Management-fee calculation results in lower effective rate
Description
The BasketToken._harvestManagementFee()
mints new shares as a fee instead of transferring an existing token amount. This approach causes the effective fee rate to be lower than the intended rate due to dilution effects.
function _harvestManagementFee(uint16 feeBps, address feeCollector) internal {
// Checks
if (feeBps > _MAX_MANAGEMENT_FEE) {
revert InvalidManagementFee();
}
uint256 timeSinceLastHarvest = block.timestamp - lastManagementFeeHarvestTimestamp;
// Effects
lastManagementFeeHarvestTimestamp = uint40(block.timestamp);
if (feeBps != 0) {
if (timeSinceLastHarvest != 0) {
if (timeSinceLastHarvest != block.timestamp) {
// remove shares held by the treasury or currently pending redemption from calculation
uint256 currentTotalSupply = totalSupply() - balanceOf(feeCollector)

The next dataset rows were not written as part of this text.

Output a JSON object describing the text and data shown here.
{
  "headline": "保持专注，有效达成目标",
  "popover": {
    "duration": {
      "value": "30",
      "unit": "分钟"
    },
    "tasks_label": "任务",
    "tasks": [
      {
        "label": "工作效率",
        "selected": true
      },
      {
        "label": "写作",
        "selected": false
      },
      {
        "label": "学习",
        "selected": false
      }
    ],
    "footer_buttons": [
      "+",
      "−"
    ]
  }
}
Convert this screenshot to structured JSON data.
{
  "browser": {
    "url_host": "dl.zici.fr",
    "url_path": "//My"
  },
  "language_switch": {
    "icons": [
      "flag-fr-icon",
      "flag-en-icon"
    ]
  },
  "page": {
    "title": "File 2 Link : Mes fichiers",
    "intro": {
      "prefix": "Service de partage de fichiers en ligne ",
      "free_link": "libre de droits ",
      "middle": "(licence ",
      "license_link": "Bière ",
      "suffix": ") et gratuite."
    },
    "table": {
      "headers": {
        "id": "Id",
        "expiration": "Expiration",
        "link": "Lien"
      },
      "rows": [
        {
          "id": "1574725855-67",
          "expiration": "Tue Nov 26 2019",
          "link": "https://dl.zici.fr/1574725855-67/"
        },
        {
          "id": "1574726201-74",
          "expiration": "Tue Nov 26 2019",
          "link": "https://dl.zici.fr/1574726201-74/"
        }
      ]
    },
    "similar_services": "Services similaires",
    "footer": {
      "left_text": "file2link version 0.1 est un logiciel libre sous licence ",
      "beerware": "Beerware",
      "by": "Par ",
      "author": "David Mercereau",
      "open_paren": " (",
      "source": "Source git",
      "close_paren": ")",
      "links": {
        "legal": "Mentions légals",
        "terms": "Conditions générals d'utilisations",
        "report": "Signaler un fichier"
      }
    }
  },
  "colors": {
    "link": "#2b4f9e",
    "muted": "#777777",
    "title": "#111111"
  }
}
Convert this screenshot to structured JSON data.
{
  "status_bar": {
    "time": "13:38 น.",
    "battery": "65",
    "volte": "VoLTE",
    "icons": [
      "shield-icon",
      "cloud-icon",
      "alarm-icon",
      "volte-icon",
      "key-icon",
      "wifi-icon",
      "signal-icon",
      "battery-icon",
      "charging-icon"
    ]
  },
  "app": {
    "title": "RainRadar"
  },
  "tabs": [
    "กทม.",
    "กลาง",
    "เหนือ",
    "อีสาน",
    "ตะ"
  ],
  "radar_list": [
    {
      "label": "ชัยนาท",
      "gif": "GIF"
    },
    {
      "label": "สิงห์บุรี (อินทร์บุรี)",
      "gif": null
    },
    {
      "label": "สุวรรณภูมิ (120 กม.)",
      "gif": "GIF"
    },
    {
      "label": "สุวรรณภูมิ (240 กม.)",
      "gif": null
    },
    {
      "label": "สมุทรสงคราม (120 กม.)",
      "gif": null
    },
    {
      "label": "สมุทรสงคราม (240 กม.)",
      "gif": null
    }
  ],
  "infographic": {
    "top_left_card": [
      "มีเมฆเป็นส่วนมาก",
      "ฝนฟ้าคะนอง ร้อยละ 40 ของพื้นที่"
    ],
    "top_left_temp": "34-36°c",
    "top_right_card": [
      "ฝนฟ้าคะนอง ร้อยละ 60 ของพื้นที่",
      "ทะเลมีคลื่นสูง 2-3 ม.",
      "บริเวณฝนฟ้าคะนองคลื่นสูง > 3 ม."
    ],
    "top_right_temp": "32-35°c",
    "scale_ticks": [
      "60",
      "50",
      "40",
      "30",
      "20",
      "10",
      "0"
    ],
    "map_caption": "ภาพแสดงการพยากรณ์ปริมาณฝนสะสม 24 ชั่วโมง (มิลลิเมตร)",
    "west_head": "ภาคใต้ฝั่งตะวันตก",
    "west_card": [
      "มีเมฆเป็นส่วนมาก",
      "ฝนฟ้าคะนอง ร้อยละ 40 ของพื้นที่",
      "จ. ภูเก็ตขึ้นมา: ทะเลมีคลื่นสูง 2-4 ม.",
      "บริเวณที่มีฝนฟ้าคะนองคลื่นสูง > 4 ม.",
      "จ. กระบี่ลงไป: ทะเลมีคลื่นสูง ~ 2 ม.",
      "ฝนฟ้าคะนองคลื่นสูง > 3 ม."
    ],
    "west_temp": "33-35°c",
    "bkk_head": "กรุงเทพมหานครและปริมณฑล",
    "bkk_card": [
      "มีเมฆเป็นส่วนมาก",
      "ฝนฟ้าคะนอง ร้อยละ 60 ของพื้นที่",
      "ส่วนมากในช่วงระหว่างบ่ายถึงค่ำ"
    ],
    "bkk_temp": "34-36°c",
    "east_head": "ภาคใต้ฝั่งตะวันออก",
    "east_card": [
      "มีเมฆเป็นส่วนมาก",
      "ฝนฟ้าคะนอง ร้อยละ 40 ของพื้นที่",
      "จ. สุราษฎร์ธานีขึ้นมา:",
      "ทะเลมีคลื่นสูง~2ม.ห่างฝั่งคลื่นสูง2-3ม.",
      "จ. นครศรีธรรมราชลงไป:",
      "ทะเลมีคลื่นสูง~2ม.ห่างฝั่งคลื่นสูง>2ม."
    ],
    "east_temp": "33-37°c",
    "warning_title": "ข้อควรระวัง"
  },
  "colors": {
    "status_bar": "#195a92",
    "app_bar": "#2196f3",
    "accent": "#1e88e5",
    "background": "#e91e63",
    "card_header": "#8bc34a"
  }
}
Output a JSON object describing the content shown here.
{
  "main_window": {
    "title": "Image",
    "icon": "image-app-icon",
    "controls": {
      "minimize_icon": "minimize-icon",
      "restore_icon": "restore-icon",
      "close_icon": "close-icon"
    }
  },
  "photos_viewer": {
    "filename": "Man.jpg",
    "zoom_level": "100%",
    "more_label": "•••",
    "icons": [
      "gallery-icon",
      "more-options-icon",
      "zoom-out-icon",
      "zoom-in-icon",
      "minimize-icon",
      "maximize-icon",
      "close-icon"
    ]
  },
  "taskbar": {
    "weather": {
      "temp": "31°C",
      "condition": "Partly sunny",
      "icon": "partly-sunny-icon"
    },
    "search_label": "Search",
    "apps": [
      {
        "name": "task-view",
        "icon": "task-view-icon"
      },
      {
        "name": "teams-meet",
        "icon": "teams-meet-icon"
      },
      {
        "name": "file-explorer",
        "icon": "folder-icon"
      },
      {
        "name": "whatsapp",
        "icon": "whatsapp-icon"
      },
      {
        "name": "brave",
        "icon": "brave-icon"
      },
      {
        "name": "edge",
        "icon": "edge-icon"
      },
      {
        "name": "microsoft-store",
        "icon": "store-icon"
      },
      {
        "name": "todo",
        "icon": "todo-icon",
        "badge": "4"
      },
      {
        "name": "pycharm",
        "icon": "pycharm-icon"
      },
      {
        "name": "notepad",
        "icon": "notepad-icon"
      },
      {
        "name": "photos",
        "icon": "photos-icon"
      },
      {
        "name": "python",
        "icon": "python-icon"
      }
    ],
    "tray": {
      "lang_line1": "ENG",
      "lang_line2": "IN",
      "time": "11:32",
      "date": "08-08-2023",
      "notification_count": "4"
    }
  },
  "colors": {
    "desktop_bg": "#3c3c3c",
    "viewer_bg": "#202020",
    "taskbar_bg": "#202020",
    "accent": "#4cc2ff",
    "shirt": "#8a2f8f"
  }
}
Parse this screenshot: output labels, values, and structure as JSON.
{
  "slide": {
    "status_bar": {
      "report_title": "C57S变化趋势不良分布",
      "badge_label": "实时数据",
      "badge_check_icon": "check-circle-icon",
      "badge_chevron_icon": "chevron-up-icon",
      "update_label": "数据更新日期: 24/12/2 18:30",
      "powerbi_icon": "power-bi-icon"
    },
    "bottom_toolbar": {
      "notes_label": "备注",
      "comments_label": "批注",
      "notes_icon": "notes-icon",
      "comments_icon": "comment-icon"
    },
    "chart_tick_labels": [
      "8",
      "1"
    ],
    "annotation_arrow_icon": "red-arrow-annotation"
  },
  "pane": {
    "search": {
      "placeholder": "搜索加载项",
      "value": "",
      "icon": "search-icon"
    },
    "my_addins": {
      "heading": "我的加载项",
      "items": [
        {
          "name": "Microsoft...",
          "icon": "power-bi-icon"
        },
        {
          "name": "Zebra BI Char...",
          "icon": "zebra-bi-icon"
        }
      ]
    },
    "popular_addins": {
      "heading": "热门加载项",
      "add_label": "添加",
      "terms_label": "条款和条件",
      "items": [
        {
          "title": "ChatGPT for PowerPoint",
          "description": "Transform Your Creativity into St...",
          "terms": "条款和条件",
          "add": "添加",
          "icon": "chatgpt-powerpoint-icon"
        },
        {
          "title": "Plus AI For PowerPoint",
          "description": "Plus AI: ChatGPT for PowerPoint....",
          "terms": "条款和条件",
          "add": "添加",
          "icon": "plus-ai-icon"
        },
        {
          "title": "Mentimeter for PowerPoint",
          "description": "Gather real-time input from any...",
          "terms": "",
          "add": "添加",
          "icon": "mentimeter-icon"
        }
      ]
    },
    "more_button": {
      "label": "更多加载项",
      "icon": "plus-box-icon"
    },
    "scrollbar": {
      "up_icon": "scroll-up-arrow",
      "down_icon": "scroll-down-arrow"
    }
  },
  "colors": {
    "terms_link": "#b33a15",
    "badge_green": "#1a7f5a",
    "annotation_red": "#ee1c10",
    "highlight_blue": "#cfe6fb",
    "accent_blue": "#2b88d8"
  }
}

- pendingRedeemRequest(lastRedeemRequestId[feeCollector], feeCollector);
uint256 fee = FixedPointMathLib.fullMulDiv(
currentTotalSupply, feeBps * timeSinceLastHarvest, _MANAGEMENT_FEE_DECIMALS * uint256(365 days)
);
if (fee != 0) {
emit ManagementFeeHarvested(fee);
_mint(feeCollector, fee);
// Interactions
FeeCollector(feeCollector).notifyHarvestFee(fee);
}
}
}
}
}
Take the following example.
If the total supply is 100 and the fee rate is 5%, the protocol mints five shares as the fee. However, after minting, the total supply becomes 105, making the effective fee rate 5/105 = 4.7%, which is less than the intended 5%. This discrepancy can result in the protocol consistently collecting a lower fee amount than expected.
Impact
The current fee-calculation method leads to undercollected fees, causing financial loss to the protocol and underperformance of fee collection for the protocol.
Recommendations
Adjust the calculation logic in _harvestManagementFee()
to mint a higher amount of shares to match the intended fee rate after accounting for the dilution effect. It can use the formula (total_supply * fee_rate) / (fee_precision - fee_rate)
.
Remediation
This issue has been acknowledged by Storm Labs, and a fix was implemented in commit 1a539a7f↗.